For the prior analyses the gene lists were not associated with any numeric values or directionality. The methodology for extending this form of analysis to transcriptomic studies simply involves thresholding the most upregulated and downregulated genes.
To demonstrate this we have an example dataset tt_alzh
. This data frame was generated using limma from a set of post-mortem tissue samples from brodmann area 46 which were described in a paper by the Haroutunian lab3.
The first step is to load the data, obtain the MGI ids, sort the rows by t-statistic and then select the most up/down-regulated genes. The package then has a function ewce_expression_data
which thresholds and selects the gene sets, and calls the EWCE function. Below we show the function call using the default settings, but if desired different threshold values can be used, or alternative columns used to sort the table.
data(tt_alzh)
tt_results = ewce_expression_data(sct_data=celltype_data,tt=tt_alzh)
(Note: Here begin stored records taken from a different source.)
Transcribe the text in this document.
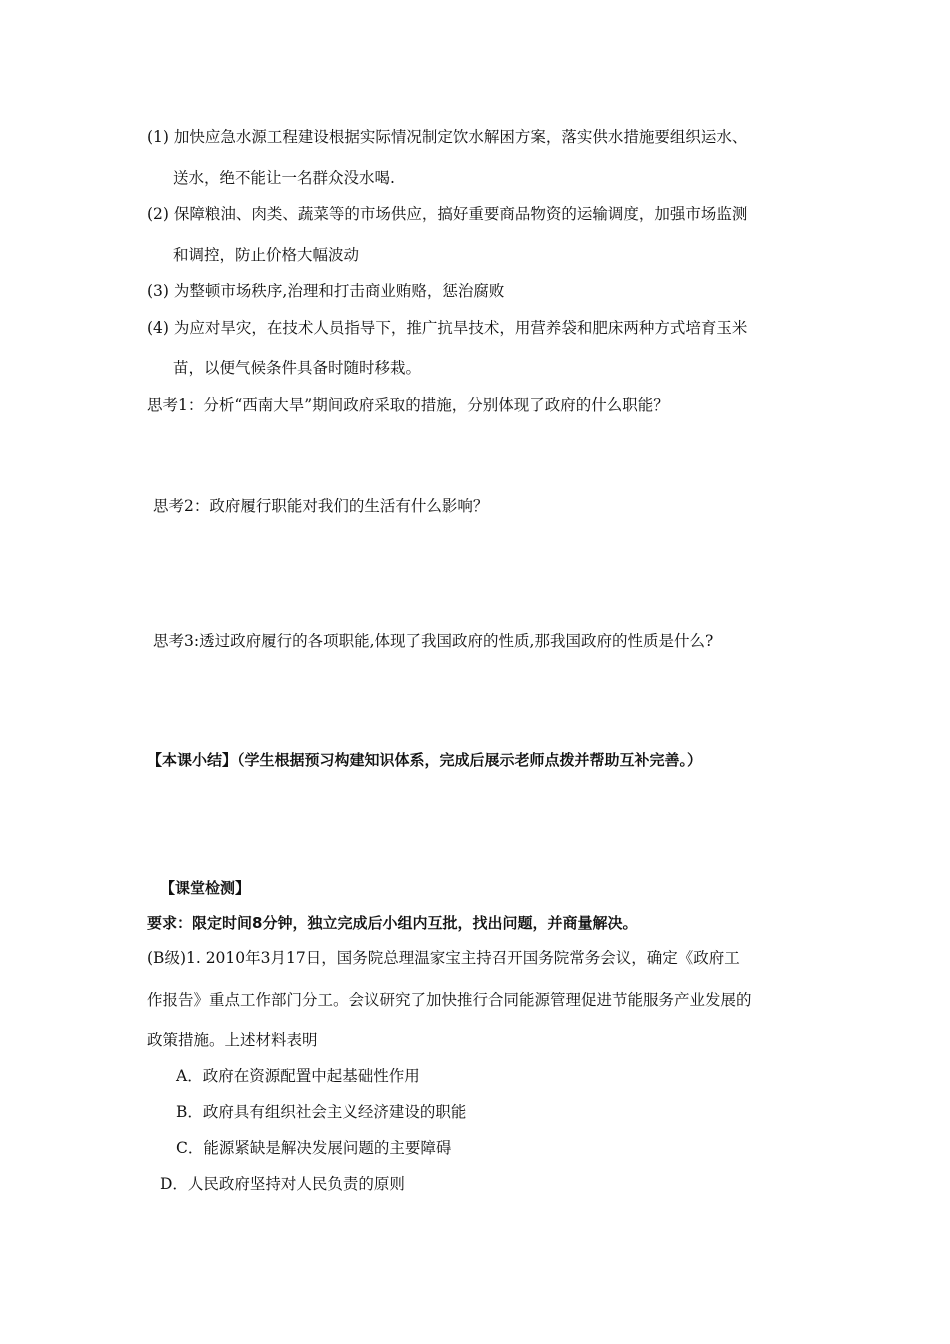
(1) 加快应急水源工程建设根据实际情况制定饮水解困方案，落实供水措施要组织运水、
送水，绝不能让一名群众没水喝.
(2) 保障粮油、肉类、蔬菜等的市场供应，搞好重要商品物资的运输调度，加强市场监测
和调控，防止价格大幅波动
(3) 为整顿市场秩序,治理和打击商业贿赂，惩治腐败
(4) 为应对旱灾，在技术人员指导下，推广抗旱技术，用营养袋和肥床两种方式培育玉米
苗，以便气候条件具备时随时移栽。
思考1：分析“西南大旱”期间政府采取的措施，分别体现了政府的什么职能？
思考2：政府履行职能对我们的生活有什么影响？
思考3:透过政府履行的各项职能,体现了我国政府的性质,那我国政府的性质是什么?
【本课小结】（学生根据预习构建知识体系，完成后展示老师点拨并帮助互补完善。）
【课堂检测】
要求：限定时间8分钟，独立完成后小组内互批，找出问题，并商量解决。
(B级)1. 2010年3月17日，国务院总理温家宝主持召开国务院常务会议，确定《政府工
作报告》重点工作部门分工。会议研究了加快推行合同能源管理促进节能服务产业发展的
政策措施。上述材料表明
A．政府在资源配置中起基础性作用
B．政府具有组织社会主义经济建设的职能
C．能源紧缺是解决发展问题的主要障碍
D．人民政府坚持对人民负责的原则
The results of this analysis can again be plotted using the ewce.plot
function.
ewce.plot(tt_results$joint_results)
As was reported in our paper, neuronal genes are found to be downregulated while glial genes are upregulated.
Where multiple transcriptomic studies have been performed with the same purpose, i.e. seeking differential expression in dlPFC of post-mortem schizophrenics, it is common to want to determine whether they exhibit any shared signal. EWCE can be used to merge the results of multiple studies.
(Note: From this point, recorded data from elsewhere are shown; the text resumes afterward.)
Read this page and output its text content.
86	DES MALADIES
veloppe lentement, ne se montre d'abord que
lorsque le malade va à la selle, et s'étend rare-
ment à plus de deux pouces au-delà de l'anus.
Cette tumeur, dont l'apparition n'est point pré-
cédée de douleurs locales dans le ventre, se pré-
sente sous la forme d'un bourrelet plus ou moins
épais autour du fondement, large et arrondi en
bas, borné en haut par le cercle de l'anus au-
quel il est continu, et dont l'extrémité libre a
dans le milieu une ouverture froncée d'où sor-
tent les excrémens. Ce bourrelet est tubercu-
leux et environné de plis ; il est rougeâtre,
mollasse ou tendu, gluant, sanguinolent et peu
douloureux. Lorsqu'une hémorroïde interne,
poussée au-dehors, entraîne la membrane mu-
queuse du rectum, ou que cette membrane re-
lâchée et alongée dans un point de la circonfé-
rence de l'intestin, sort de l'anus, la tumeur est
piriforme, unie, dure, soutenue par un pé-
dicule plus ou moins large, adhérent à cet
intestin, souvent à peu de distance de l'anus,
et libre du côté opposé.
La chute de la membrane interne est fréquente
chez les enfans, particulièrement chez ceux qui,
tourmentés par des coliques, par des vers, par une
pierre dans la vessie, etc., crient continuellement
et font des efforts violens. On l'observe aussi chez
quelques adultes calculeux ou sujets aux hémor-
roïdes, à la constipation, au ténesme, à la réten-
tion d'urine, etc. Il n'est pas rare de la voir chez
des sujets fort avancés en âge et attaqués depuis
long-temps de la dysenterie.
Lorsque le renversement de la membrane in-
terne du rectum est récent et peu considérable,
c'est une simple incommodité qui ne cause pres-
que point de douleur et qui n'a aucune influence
To demonstrate this we use a two further Alzheimer’s transcriptome dataset coming from Brodmann areas 36 and 44: these area stored in tt_alzh_BA36
and tt_alzh_BA44
. The first step is to run EWCE on each of these individually and store the output into one list.
# Load the data
data(tt_alzh_BA36)
data(tt_alzh_BA44)
# Run EWCE analysis
tt_results_36 = ewce_expression_data(sct_data=celltype_data,tt=tt_alzh_BA36)
tt_results_44 = ewce_expression_data(sct_data=celltype_data,tt=tt_alzh_BA44)
# Fill a list with the results
results = add.res.to.merging.list(tt_results)
results = add.res.to.merging.list(tt_results_36,results)
results = add.res.to.merging.list(tt_results_44,results)
# Perform the merged analysis
merged_res = merged_ewce(results,reps=10) # <- For publication reps should be higher
print(merged_res)
The results can then be plotted as normal using the ewce.plot
function.
print(ewce.plot(merged_res))
The merged results from all three Alzheimer’s brain regions are found to be remarkably similar, as was reported in our paper.
1. Skene, N. & Grant, S. Expression weighted cell type enrichments reveal genetic and cellular nature of major brain disorders. Frontiers in Neuroscience (2016). doi:10.3389/fnins.2016.00016
2. Zeisel, A. et al. Cell types in the mouse cortex and hippocampus revealed by single-cell rNA-seq. Science 347, 1138–1142 (2015).
3. Haroutunian, V., Katsel, P. & Schmeidler, J. Transcriptional vulnerability of brain regions in alzheimer’s disease and dementia. Neurobiology of aging 30, 561–573 (2009).